Die Biogasanlage in Frutigen war ursprünglich von der Sol-E Suisse AG, einer Tochter der BKW AG, in Zusammenarbeit mit dem Tropenhaus Frutigen erstellt worden. Im Jahr 2016 konnten Pius Allenbach, Niklaus Hari und Samuel Moser die Biogasanlage von der BKW AG käuflich erwerben. Das dort produzierte Gas wird in zwei Blockheizkraftwerken zu Strom und Wärme umgewandelt. Der Strom wird als erneuerbare Energie ins Netz der BKW eingespeist. Die Wärme wird zu einem Teil zum Heizen des eigenen Fermenters verwendet, zum anderen heizt sie die ARA Frutigen, den neuen Werkhof der Gemeinde und den Schlachthof Frutigen. In Zusammenarbeit mit der Genossenschaft fahrBiogas wurde im November 2019 die erste öffentliche, völlig unabhängige Biogastankstelle in Betrieb genommen.
Ausgezeichnetes Demenzprojekt
Ein weiterer Innovationspreis wurde an das Gesundheitsnetz Berner Oberland verliehen, das einen schweizweiten Kompass zum Thema Demenz entwickelt hat. Diese Onlineplattform bietet Angehörigen, Fachpersonen und weiteren Interessierten einen einfachen Zugang und Überblick zum Thema Demenz. An der Erarbeitung war unter anderem die Spitäler fmi AG beteiligt gewesen.
Einen Mitschnitt von der Preisverleihung (mit Kurzfilmen zu den prämierten Projekten) haben wir in den Web-Links unter www.frutiglaender.ch bereitgestellt.
Die drei Preisträger 2021
Die Innovationspreise vergibt die Volkswirtschaft Berner Oberland in Zusammenarbeit mit den vier Oberländer Tourismusdestinationen. Wie bereits 2020 konnten sich sämtliche Branchen um den Preis bewerben. Eine achtköpfige Jury wählte aus den 23 eingegangenen Bewerbungen die Sieger aus.
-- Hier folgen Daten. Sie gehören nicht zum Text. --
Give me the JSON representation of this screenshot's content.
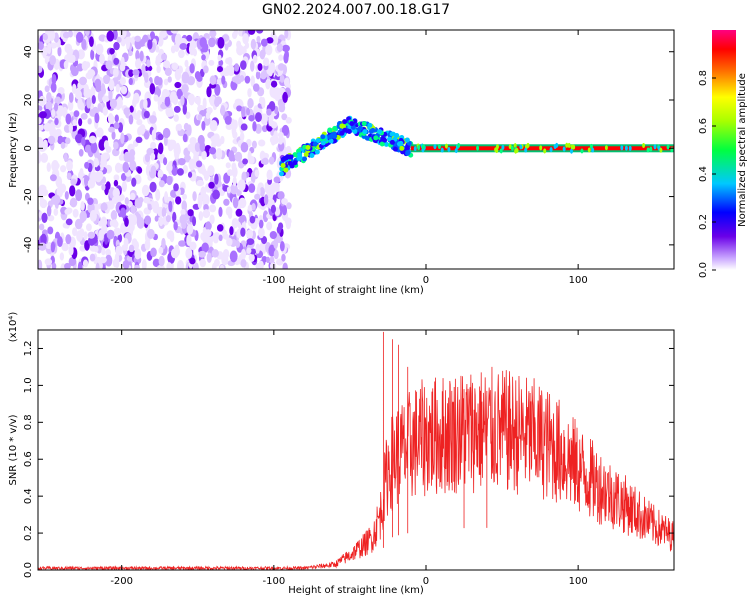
{
  "title": "GN02.2024.007.00.18.G17",
  "colors": {
    "series": "#ee2222",
    "axis": "#000000"
  },
  "chart_data": [
    {
      "type": "heatmap",
      "xlabel": "Height of straight line (km)",
      "ylabel": "Frequency (Hz)",
      "xlim": [
        -255,
        163
      ],
      "ylim": [
        -50,
        49
      ],
      "x_ticks": [
        -200,
        -100,
        0,
        100
      ],
      "x_tick_labels": [
        "-200",
        "-100",
        "0",
        "100"
      ],
      "y_ticks": [
        -40,
        -20,
        0,
        20,
        40
      ],
      "y_tick_labels": [
        "-40",
        "-20",
        "0",
        "20",
        "40"
      ],
      "colorbar": {
        "label": "Normalized spectral amplitude",
        "ticks": [
          0.0,
          0.2,
          0.4,
          0.6,
          0.8
        ],
        "tick_labels": [
          "0.0",
          "0.2",
          "0.4",
          "0.6",
          "0.8"
        ],
        "colormap": "rainbow (white-violet-blue-cyan-green-yellow-red-magenta)"
      },
      "regions": [
        {
          "x_range": [
            -255,
            -90
          ],
          "frequency_range": [
            -50,
            49
          ],
          "amplitude": "low, noise"
        },
        {
          "x_range": [
            -95,
            -10
          ],
          "frequency_center": [
            -8,
            10,
            0
          ],
          "amplitude": "rising signal"
        },
        {
          "x_range": [
            -10,
            163
          ],
          "frequency": 0,
          "amplitude": "high, steady"
        }
      ]
    },
    {
      "type": "line",
      "xlabel": "Height of straight line (km)",
      "ylabel": "SNR (10 * v/v)",
      "y_scale_label": "(x10⁴)",
      "xlim": [
        -255,
        163
      ],
      "ylim": [
        0,
        1.3
      ],
      "x_ticks": [
        -200,
        -100,
        0,
        100
      ],
      "x_tick_labels": [
        "-200",
        "-100",
        "0",
        "100"
      ],
      "y_ticks": [
        0,
        0.2,
        0.4,
        0.6,
        0.8,
        1.0,
        1.2
      ],
      "y_tick_labels": [
        "0.0",
        "0.2",
        "0.4",
        "0.6",
        "0.8",
        "1.0",
        "1.2"
      ],
      "series": [
        {
          "x": [
            -255,
            -200,
            -150,
            -100,
            -80,
            -60,
            -50,
            -40,
            -35,
            -30,
            -25,
            -20,
            -15,
            -10,
            0,
            10,
            20,
            30,
            40,
            50,
            60,
            70,
            80,
            90,
            100,
            110,
            120,
            130,
            140,
            150,
            163
          ],
          "y": [
            0.01,
            0.01,
            0.01,
            0.01,
            0.01,
            0.03,
            0.08,
            0.14,
            0.18,
            0.3,
            0.55,
            0.62,
            0.64,
            0.68,
            0.72,
            0.73,
            0.75,
            0.76,
            0.76,
            0.75,
            0.74,
            0.72,
            0.68,
            0.63,
            0.55,
            0.48,
            0.42,
            0.36,
            0.3,
            0.24,
            0.18
          ],
          "spikes": [
            {
              "x": -28,
              "y": 1.29
            },
            {
              "x": -22,
              "y": 1.25
            },
            {
              "x": -18,
              "y": 1.22
            },
            {
              "x": -12,
              "y": 1.1
            },
            {
              "x": 25,
              "y": 0.98
            },
            {
              "x": 40,
              "y": 0.97
            }
          ]
        }
      ]
    }
  ]
}
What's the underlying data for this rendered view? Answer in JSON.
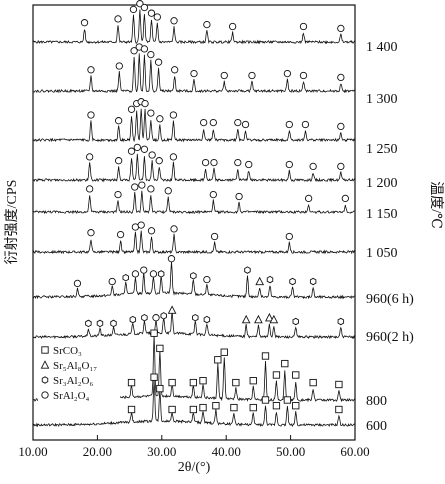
{
  "chart_data": {
    "type": "line",
    "xlabel": "2θ/(°)",
    "ylabel": "衍射强度/CPS",
    "right_axis_label": "温度/℃",
    "xlim": [
      10,
      60
    ],
    "xticks": [
      "10.00",
      "20.00",
      "30.00",
      "40.00",
      "50.00",
      "60.00"
    ],
    "legend": {
      "placement": "lower-left",
      "entries": [
        {
          "symbol": "square",
          "label": "SrCO₃"
        },
        {
          "symbol": "triangle",
          "label": "Sr₅Al₈O₁₇"
        },
        {
          "symbol": "hexagon",
          "label": "Sr₃Al₂O₆"
        },
        {
          "symbol": "circle",
          "label": "SrAl₂O₄"
        }
      ]
    },
    "series": [
      {
        "name": "1 400",
        "peaks": [
          {
            "x": 18.0,
            "h": 0.35,
            "m": "circle"
          },
          {
            "x": 23.2,
            "h": 0.45,
            "m": "circle"
          },
          {
            "x": 25.6,
            "h": 0.7,
            "m": "circle"
          },
          {
            "x": 26.6,
            "h": 0.85,
            "m": "circle"
          },
          {
            "x": 27.3,
            "h": 0.75,
            "m": "circle"
          },
          {
            "x": 28.4,
            "h": 0.6,
            "m": "circle"
          },
          {
            "x": 29.3,
            "h": 0.5,
            "m": "circle"
          },
          {
            "x": 31.9,
            "h": 0.4,
            "m": "circle"
          },
          {
            "x": 37.0,
            "h": 0.3,
            "m": "circle"
          },
          {
            "x": 41.0,
            "h": 0.25,
            "m": "circle"
          },
          {
            "x": 52.0,
            "h": 0.25,
            "m": "circle"
          },
          {
            "x": 57.8,
            "h": 0.2,
            "m": "circle"
          }
        ]
      },
      {
        "name": "1 300",
        "peaks": [
          {
            "x": 19.0,
            "h": 0.4,
            "m": "circle"
          },
          {
            "x": 23.4,
            "h": 0.5,
            "m": "circle"
          },
          {
            "x": 25.7,
            "h": 0.9,
            "m": "circle"
          },
          {
            "x": 26.5,
            "h": 1.0,
            "m": "circle"
          },
          {
            "x": 27.3,
            "h": 0.95,
            "m": "circle"
          },
          {
            "x": 28.3,
            "h": 0.8,
            "m": "circle"
          },
          {
            "x": 29.5,
            "h": 0.6,
            "m": "circle"
          },
          {
            "x": 32.0,
            "h": 0.4,
            "m": "circle"
          },
          {
            "x": 35.0,
            "h": 0.3,
            "m": "circle"
          },
          {
            "x": 39.7,
            "h": 0.25,
            "m": "circle"
          },
          {
            "x": 44.0,
            "h": 0.25,
            "m": "circle"
          },
          {
            "x": 49.5,
            "h": 0.3,
            "m": "circle"
          },
          {
            "x": 52.0,
            "h": 0.25,
            "m": "circle"
          },
          {
            "x": 57.8,
            "h": 0.2,
            "m": "circle"
          }
        ]
      },
      {
        "name": "1 250",
        "peaks": [
          {
            "x": 19.0,
            "h": 0.5,
            "m": "circle"
          },
          {
            "x": 23.3,
            "h": 0.35,
            "m": "circle"
          },
          {
            "x": 25.3,
            "h": 0.65,
            "m": "circle"
          },
          {
            "x": 26.1,
            "h": 0.8,
            "m": "circle"
          },
          {
            "x": 26.8,
            "h": 0.85,
            "m": "circle"
          },
          {
            "x": 27.4,
            "h": 0.8,
            "m": "circle"
          },
          {
            "x": 28.3,
            "h": 0.55,
            "m": "circle"
          },
          {
            "x": 29.7,
            "h": 0.4,
            "m": "circle"
          },
          {
            "x": 31.8,
            "h": 0.5,
            "m": "circle"
          },
          {
            "x": 36.5,
            "h": 0.3,
            "m": "circle"
          },
          {
            "x": 38.0,
            "h": 0.3,
            "m": "circle"
          },
          {
            "x": 41.8,
            "h": 0.3,
            "m": "circle"
          },
          {
            "x": 43.0,
            "h": 0.25,
            "m": "circle"
          },
          {
            "x": 49.8,
            "h": 0.25,
            "m": "circle"
          },
          {
            "x": 52.3,
            "h": 0.25,
            "m": "circle"
          },
          {
            "x": 57.8,
            "h": 0.2,
            "m": "circle"
          }
        ]
      },
      {
        "name": "1 200",
        "peaks": [
          {
            "x": 18.8,
            "h": 0.45,
            "m": "circle"
          },
          {
            "x": 23.3,
            "h": 0.35,
            "m": "circle"
          },
          {
            "x": 25.3,
            "h": 0.6,
            "m": "circle"
          },
          {
            "x": 26.2,
            "h": 0.7,
            "m": "circle"
          },
          {
            "x": 27.3,
            "h": 0.65,
            "m": "circle"
          },
          {
            "x": 28.5,
            "h": 0.5,
            "m": "circle"
          },
          {
            "x": 29.6,
            "h": 0.35,
            "m": "circle"
          },
          {
            "x": 31.8,
            "h": 0.45,
            "m": "circle"
          },
          {
            "x": 36.8,
            "h": 0.3,
            "m": "circle"
          },
          {
            "x": 38.1,
            "h": 0.3,
            "m": "circle"
          },
          {
            "x": 41.8,
            "h": 0.3,
            "m": "circle"
          },
          {
            "x": 43.5,
            "h": 0.25,
            "m": "circle"
          },
          {
            "x": 49.8,
            "h": 0.25,
            "m": "circle"
          },
          {
            "x": 53.5,
            "h": 0.2,
            "m": "circle"
          },
          {
            "x": 57.8,
            "h": 0.2,
            "m": "circle"
          }
        ]
      },
      {
        "name": "1 150",
        "peaks": [
          {
            "x": 18.8,
            "h": 0.45,
            "m": "circle"
          },
          {
            "x": 23.2,
            "h": 0.3,
            "m": "circle"
          },
          {
            "x": 25.8,
            "h": 0.5,
            "m": "circle"
          },
          {
            "x": 26.9,
            "h": 0.55,
            "m": "circle"
          },
          {
            "x": 28.3,
            "h": 0.45,
            "m": "circle"
          },
          {
            "x": 31.0,
            "h": 0.4,
            "m": "circle"
          },
          {
            "x": 38.0,
            "h": 0.3,
            "m": "circle"
          },
          {
            "x": 42.0,
            "h": 0.25,
            "m": "circle"
          },
          {
            "x": 52.8,
            "h": 0.2,
            "m": "circle"
          },
          {
            "x": 58.5,
            "h": 0.2,
            "m": "circle"
          }
        ]
      },
      {
        "name": "1 050",
        "peaks": [
          {
            "x": 19.0,
            "h": 0.35,
            "m": "circle"
          },
          {
            "x": 23.6,
            "h": 0.3,
            "m": "circle"
          },
          {
            "x": 25.9,
            "h": 0.5,
            "m": "circle"
          },
          {
            "x": 26.8,
            "h": 0.55,
            "m": "circle"
          },
          {
            "x": 28.4,
            "h": 0.4,
            "m": "circle"
          },
          {
            "x": 31.9,
            "h": 0.45,
            "m": "circle"
          },
          {
            "x": 38.2,
            "h": 0.25,
            "m": "circle"
          },
          {
            "x": 49.8,
            "h": 0.25,
            "m": "circle"
          }
        ]
      },
      {
        "name": "960(6 h)",
        "peaks": [
          {
            "x": 16.9,
            "h": 0.2,
            "m": "circle"
          },
          {
            "x": 22.3,
            "h": 0.25,
            "m": "circle"
          },
          {
            "x": 24.4,
            "h": 0.35,
            "m": "hexagon"
          },
          {
            "x": 25.9,
            "h": 0.45,
            "m": "circle"
          },
          {
            "x": 27.2,
            "h": 0.55,
            "m": "circle"
          },
          {
            "x": 28.7,
            "h": 0.45,
            "m": "circle"
          },
          {
            "x": 29.9,
            "h": 0.45,
            "m": "hexagon"
          },
          {
            "x": 31.5,
            "h": 0.85,
            "m": "circle"
          },
          {
            "x": 34.9,
            "h": 0.4,
            "m": "hexagon"
          },
          {
            "x": 37.0,
            "h": 0.3,
            "m": "circle"
          },
          {
            "x": 43.3,
            "h": 0.55,
            "m": "hexagon"
          },
          {
            "x": 45.2,
            "h": 0.25,
            "m": "triangle"
          },
          {
            "x": 46.8,
            "h": 0.3,
            "m": "hexagon"
          },
          {
            "x": 50.3,
            "h": 0.25,
            "m": "hexagon"
          },
          {
            "x": 53.5,
            "h": 0.25,
            "m": "hexagon"
          }
        ]
      },
      {
        "name": "960(2 h)",
        "peaks": [
          {
            "x": 18.6,
            "h": 0.2,
            "m": "hexagon"
          },
          {
            "x": 20.4,
            "h": 0.2,
            "m": "hexagon"
          },
          {
            "x": 22.5,
            "h": 0.2,
            "m": "hexagon"
          },
          {
            "x": 25.5,
            "h": 0.3,
            "m": "hexagon"
          },
          {
            "x": 27.3,
            "h": 0.35,
            "m": "hexagon"
          },
          {
            "x": 29.1,
            "h": 0.35,
            "m": "circle"
          },
          {
            "x": 30.3,
            "h": 0.4,
            "m": "hexagon"
          },
          {
            "x": 31.6,
            "h": 0.55,
            "m": "triangle"
          },
          {
            "x": 35.2,
            "h": 0.35,
            "m": "hexagon"
          },
          {
            "x": 37.0,
            "h": 0.3,
            "m": "hexagon"
          },
          {
            "x": 43.1,
            "h": 0.3,
            "m": "triangle"
          },
          {
            "x": 45.0,
            "h": 0.3,
            "m": "triangle"
          },
          {
            "x": 46.7,
            "h": 0.35,
            "m": "triangle"
          },
          {
            "x": 47.4,
            "h": 0.3,
            "m": "triangle"
          },
          {
            "x": 50.8,
            "h": 0.25,
            "m": "hexagon"
          },
          {
            "x": 57.8,
            "h": 0.25,
            "m": "hexagon"
          }
        ]
      },
      {
        "name": "800",
        "peaks": [
          {
            "x": 25.3,
            "h": 0.3,
            "m": "square"
          },
          {
            "x": 28.8,
            "h": 1.6,
            "m": "square"
          },
          {
            "x": 29.7,
            "h": 1.2,
            "m": "square"
          },
          {
            "x": 31.6,
            "h": 0.3,
            "m": "square"
          },
          {
            "x": 34.9,
            "h": 0.3,
            "m": "square"
          },
          {
            "x": 36.4,
            "h": 0.35,
            "m": "square"
          },
          {
            "x": 38.7,
            "h": 0.9,
            "m": "square"
          },
          {
            "x": 39.7,
            "h": 1.1,
            "m": "square"
          },
          {
            "x": 41.5,
            "h": 0.3,
            "m": "square"
          },
          {
            "x": 44.2,
            "h": 0.35,
            "m": "square"
          },
          {
            "x": 46.1,
            "h": 1.0,
            "m": "square"
          },
          {
            "x": 47.8,
            "h": 0.5,
            "m": "square"
          },
          {
            "x": 49.1,
            "h": 0.8,
            "m": "square"
          },
          {
            "x": 50.8,
            "h": 0.5,
            "m": "square"
          },
          {
            "x": 53.5,
            "h": 0.3,
            "m": "square"
          },
          {
            "x": 57.5,
            "h": 0.25,
            "m": "square"
          }
        ]
      },
      {
        "name": "600",
        "peaks": [
          {
            "x": 25.3,
            "h": 0.25,
            "m": "square"
          },
          {
            "x": 28.8,
            "h": 1.1,
            "m": "square"
          },
          {
            "x": 29.7,
            "h": 0.8,
            "m": "square"
          },
          {
            "x": 31.6,
            "h": 0.25,
            "m": "square"
          },
          {
            "x": 34.9,
            "h": 0.25,
            "m": "square"
          },
          {
            "x": 36.4,
            "h": 0.3,
            "m": "square"
          },
          {
            "x": 38.4,
            "h": 0.35,
            "m": "square"
          },
          {
            "x": 41.2,
            "h": 0.3,
            "m": "square"
          },
          {
            "x": 44.2,
            "h": 0.3,
            "m": "square"
          },
          {
            "x": 46.1,
            "h": 0.5,
            "m": "square"
          },
          {
            "x": 47.8,
            "h": 0.35,
            "m": "square"
          },
          {
            "x": 49.5,
            "h": 0.5,
            "m": "square"
          },
          {
            "x": 50.8,
            "h": 0.35,
            "m": "square"
          },
          {
            "x": 57.5,
            "h": 0.25,
            "m": "square"
          }
        ]
      }
    ]
  }
}
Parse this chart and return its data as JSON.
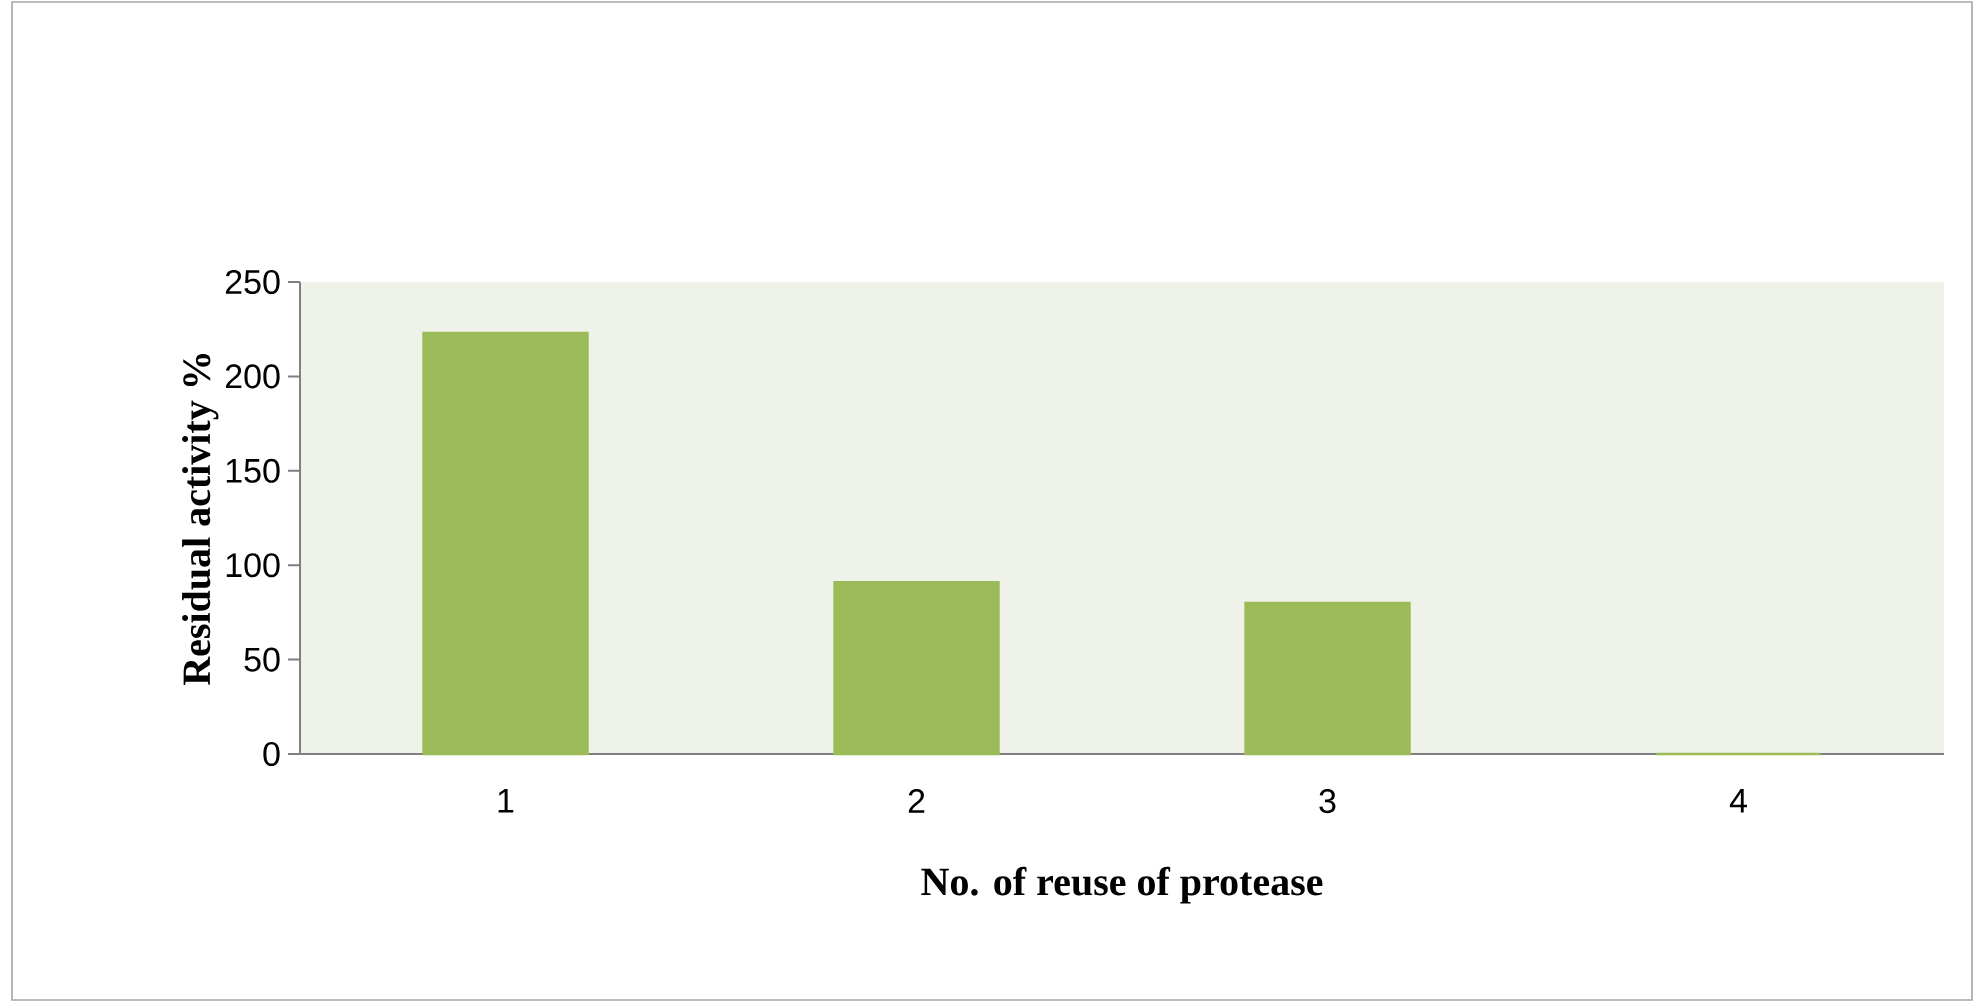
{
  "chart_data": {
    "type": "bar",
    "xlabel": "No. of reuse of protease",
    "ylabel": "Residual activity %",
    "categories": [
      "1",
      "2",
      "3",
      "4"
    ],
    "values": [
      223,
      91,
      80,
      0
    ],
    "color": "#9bbb59",
    "ylim": [
      0,
      250
    ],
    "yticks": [
      0,
      50,
      100,
      150,
      200,
      250
    ]
  }
}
Innovation sei derzeit eine besondere Herausforderung für Unternehmen, so die Volkswirtschaft Berner Oberland in einer Medienmitteilung. Dass sich viele der eingereichten Projekte während der Pandemie etablieren und weiterentwickeln konnten, sei deshalb eine bemerkenswerte Leistung. Die drei Preisträger 2021 sind:
Die Tourify GmbH aus Uebeschi, die eine einfach zu bedienende Software für Krimispass, Themen- und Rätselwege entwickelt hat. Mittlerweile gibt es schweizweit rund 100 Erlebnisangebote, die von Tourify – oder mit den Tools von Tourify – realisiert wurden. Umgesetzt wurden beispielsweise Naturlehrpfade in Spiez, ein Natura-Barfusstrail im Engadin oder UNESCO-Nachhaltigkeitstrails in der Jungfrau-Region.
Die Spitex Region Interlaken, die zusammen mit der Psychiatrie der Spitäler fmi AG und weiteren Partnern einen Demenzkompass entwickelt hat. Der digitale Demenzkompass bringt Informationen, Beratungsstellen und Angebote rund um das Thema Demenz zusammen und hilft betroffenen Familien und Fachpersonen gleichermassen, sich zu orientieren und zu organisieren. Auch dieses Angebot wird in immer mehr Kantonen genutzt. Der mit dem Projekt entstandene Verein Gesundheitsnetz Berner Oberland hat im Hinblick auf die steigende Anzahl von Demenzpatienten ein grosses Bedürfnis erkannt und darauf reagiert.
Die Biogasanlage Frutigland GmbH, die Klärschlamm, Fischschlamm und Gastroabfälle aus der Region zu Biogas verarbeitet und dieses der ersten Biogastankstelle ausserhalb des Erdgasnetzes verkauft. Zudem werden mit den weiterverwerteten Abfallstoffen Wärme und Strom produziert. 100 Prozent erneuerbare Energie, Abfallverwertung und kurze Transportwege – dies sei eine grosse Chance nicht nur für Berggebiete, so die Volkswirtschaft Berner Oberland.
Weil der Neujahrsapéro des Verbands pandemiebedingt erneut nicht stattfinden konnte, war die Preisverleihung per Livestream übertragen worden.